You can choose the chicken, steak or fish for your special dinner.
Eat your vegetables, or you won't get any dessert.


Like "but," the conjunction "yet" shows contrast. "Yet" conveys a more specific type of contrast than "but," though. "Yet" is used when the contrast is more surprising or strange. "Yet" also sounds more formal than but.

Our team practiced twice as hard as our opponents, yet we still lost the game.


Sometimes "so" is an adverb like in: "Stop running so fast!" But when it is a conjunction, "so" shows cause and effect. Whatever comes before "so" is the cause, and whatever comes after is the effect.

I stayed up very late, so I was tired in the morning.

When you use conjunctions to connect two words, you don't need a comma. But when you have three or more words, use commas between all the words in the list, except for the final two.

Mario and Luigi are my favorite videogame characters. This semester I am taking math, physics, English, physical education and Spanish.

When using conjunctions to connect phrases, you do not need to use a comma unless the phrases are part of a list. For example, you don't need a comma in, "I play the violin but not the viola," but you would use a comma here: "I play the violin, sing in the choir and swim on the varsity team."
When connecting two independent clauses, always place a comma and a conjunction in the middle.

We could throw a surprise party for Mia, or the whole family could just go out to dinner.

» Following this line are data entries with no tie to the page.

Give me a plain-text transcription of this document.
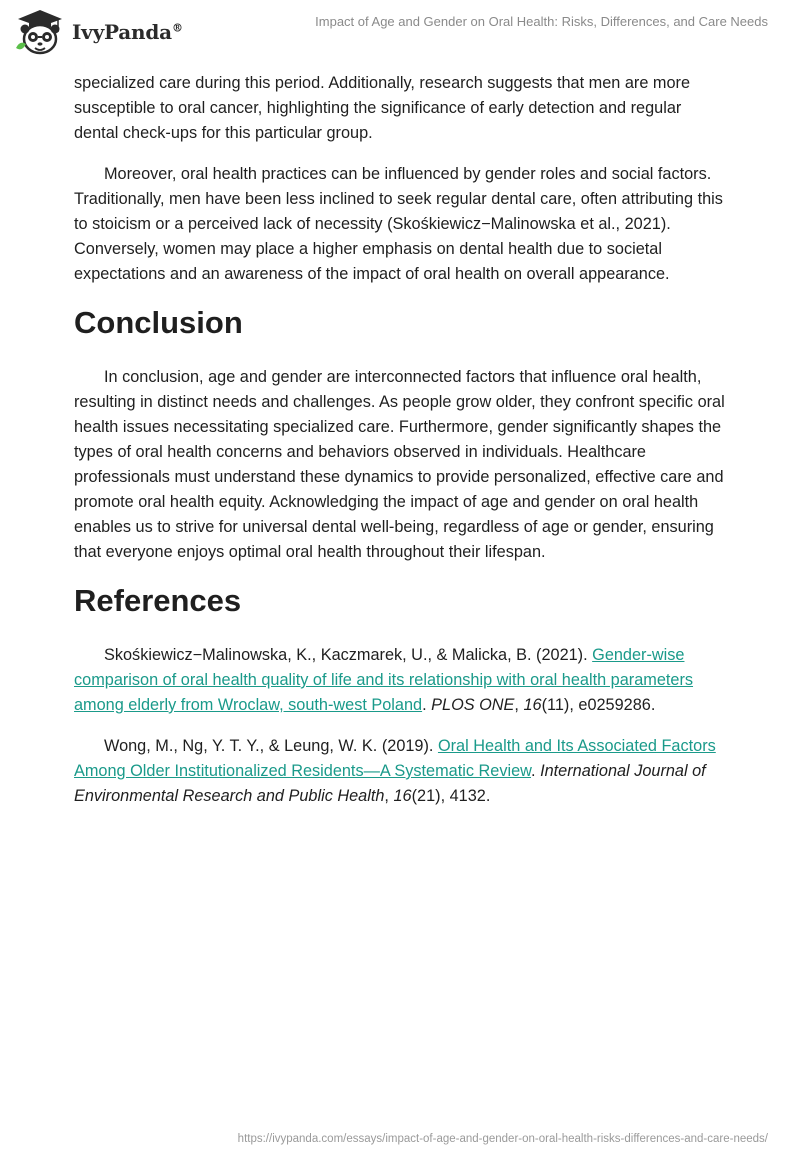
IvyPanda®	Impact of Age and Gender on Oral Health: Risks, Differences, and Care Needs

specialized care during this period. Additionally, research suggests that men are more susceptible to oral cancer, highlighting the significance of early detection and regular dental check-ups for this particular group.

Moreover, oral health practices can be influenced by gender roles and social factors. Traditionally, men have been less inclined to seek regular dental care, often attributing this to stoicism or a perceived lack of necessity (Skośkiewicz−Malinowska et al., 2021). Conversely, women may place a higher emphasis on dental health due to societal expectations and an awareness of the impact of oral health on overall appearance.

Conclusion

In conclusion, age and gender are interconnected factors that influence oral health, resulting in distinct needs and challenges. As people grow older, they confront specific oral health issues necessitating specialized care. Furthermore, gender significantly shapes the types of oral health concerns and behaviors observed in individuals. Healthcare professionals must understand these dynamics to provide personalized, effective care and promote oral health equity. Acknowledging the impact of age and gender on oral health enables us to strive for universal dental well-being, regardless of age or gender, ensuring that everyone enjoys optimal oral health throughout their lifespan.

References

Skośkiewicz−Malinowska, K., Kaczmarek, U., & Malicka, B. (2021). Gender-wise comparison of oral health quality of life and its relationship with oral health parameters among elderly from Wroclaw, south-west Poland. PLOS ONE, 16(11), e0259286.

Wong, M., Ng, Y. T. Y., & Leung, W. K. (2019). Oral Health and Its Associated Factors Among Older Institutionalized Residents—A Systematic Review. International Journal of Environmental Research and Public Health, 16(21), 4132.

https://ivypanda.com/essays/impact-of-age-and-gender-on-oral-health-risks-differences-and-care-needs/
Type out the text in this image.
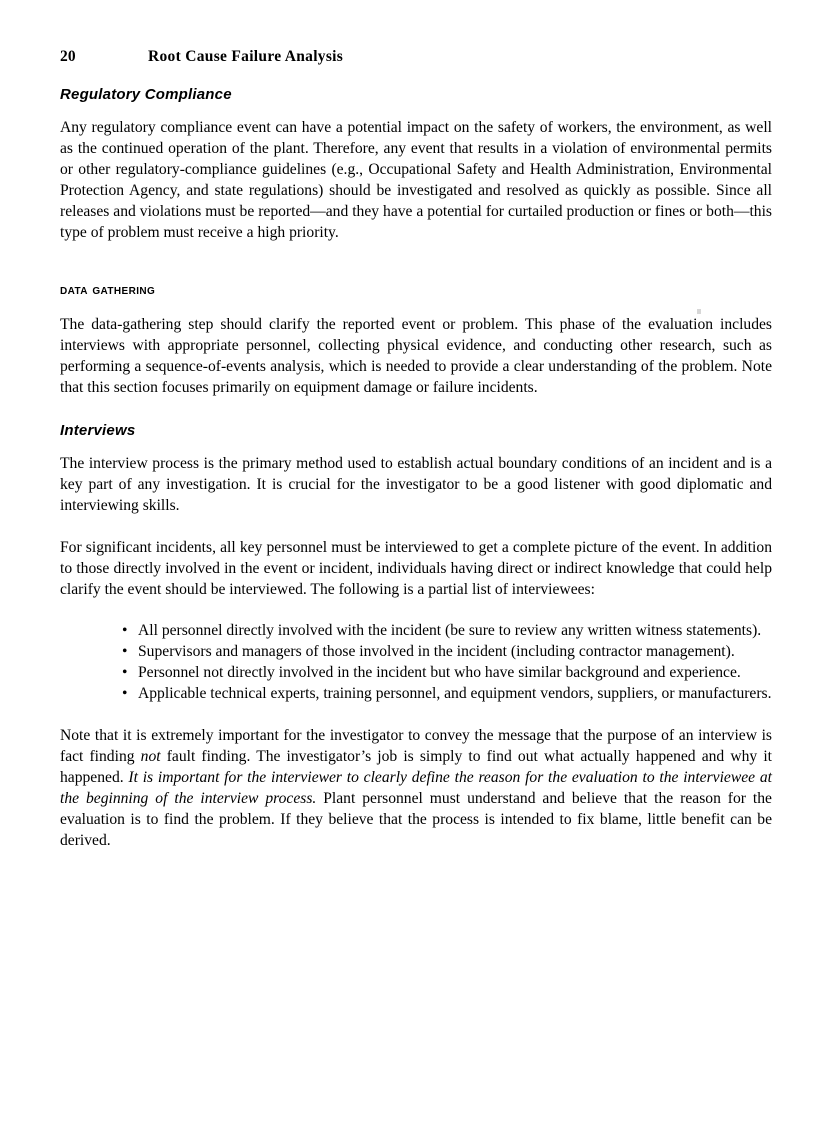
20	Root Cause Failure Analysis
Regulatory Compliance

Any regulatory compliance event can have a potential impact on the safety of workers, the environment, as well as the continued operation of the plant. Therefore, any event that results in a violation of environmental permits or other regulatory-compliance guidelines (e.g., Occupational Safety and Health Administration, Environmental Protection Agency, and state regulations) should be investigated and resolved as quickly as possible. Since all releases and violations must be reported—and they have a potential for curtailed production or fines or both—this type of problem must receive a high priority.

data gathering

The data-gathering step should clarify the reported event or problem. This phase of the evaluation includes interviews with appropriate personnel, collecting physical evidence, and conducting other research, such as performing a sequence-of-events analysis, which is needed to provide a clear understanding of the problem. Note that this section focuses primarily on equipment damage or failure incidents.

Interviews

The interview process is the primary method used to establish actual boundary conditions of an incident and is a key part of any investigation. It is crucial for the investigator to be a good listener with good diplomatic and interviewing skills.

For significant incidents, all key personnel must be interviewed to get a complete picture of the event. In addition to those directly involved in the event or incident, individuals having direct or indirect knowledge that could help clarify the event should be interviewed. The following is a partial list of interviewees:

• All personnel directly involved with the incident (be sure to review any written witness statements).
• Supervisors and managers of those involved in the incident (including contractor management).
• Personnel not directly involved in the incident but who have similar background and experience.
• Applicable technical experts, training personnel, and equipment vendors, suppliers, or manufacturers.

Note that it is extremely important for the investigator to convey the message that the purpose of an interview is fact finding not fault finding. The investigator’s job is simply to find out what actually happened and why it happened. It is important for the interviewer to clearly define the reason for the evaluation to the interviewee at the beginning of the interview process. Plant personnel must understand and believe that the reason for the evaluation is to find the problem. If they believe that the process is intended to fix blame, little benefit can be derived.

Complete each sentence with the most logical conjunction.
Ready... Set... Go!
Marcia, Jan _______ Cindy were all sisters on the Brady Bunch.
Marcia, Jan and Cindy were all sisters on the Brady Bunch.
I love most baseball teams, _______ I hate the Yankees.
I love most baseball teams, but/yet I hate the Yankees.
I left school early, _______ I had a dentist appointment.
I left school early, for I had a dentist appointment.
I'm the oldest one in the family, _______ I have the most responsibilities.
I'm the oldest one in the family, so I have the most responsibilities.
I like neither cabbage _______ caviar.
I like neither cabbage nor caviar.
"Which do you think is better: New York _______ San Francisco for vacation?"
"Which do you think is better: New York or San Francisco for vacation?"
I love riding roller coasters, _______ I always feel sick afterward.
I love riding roller coasters, yet/but I always feel sick afterward.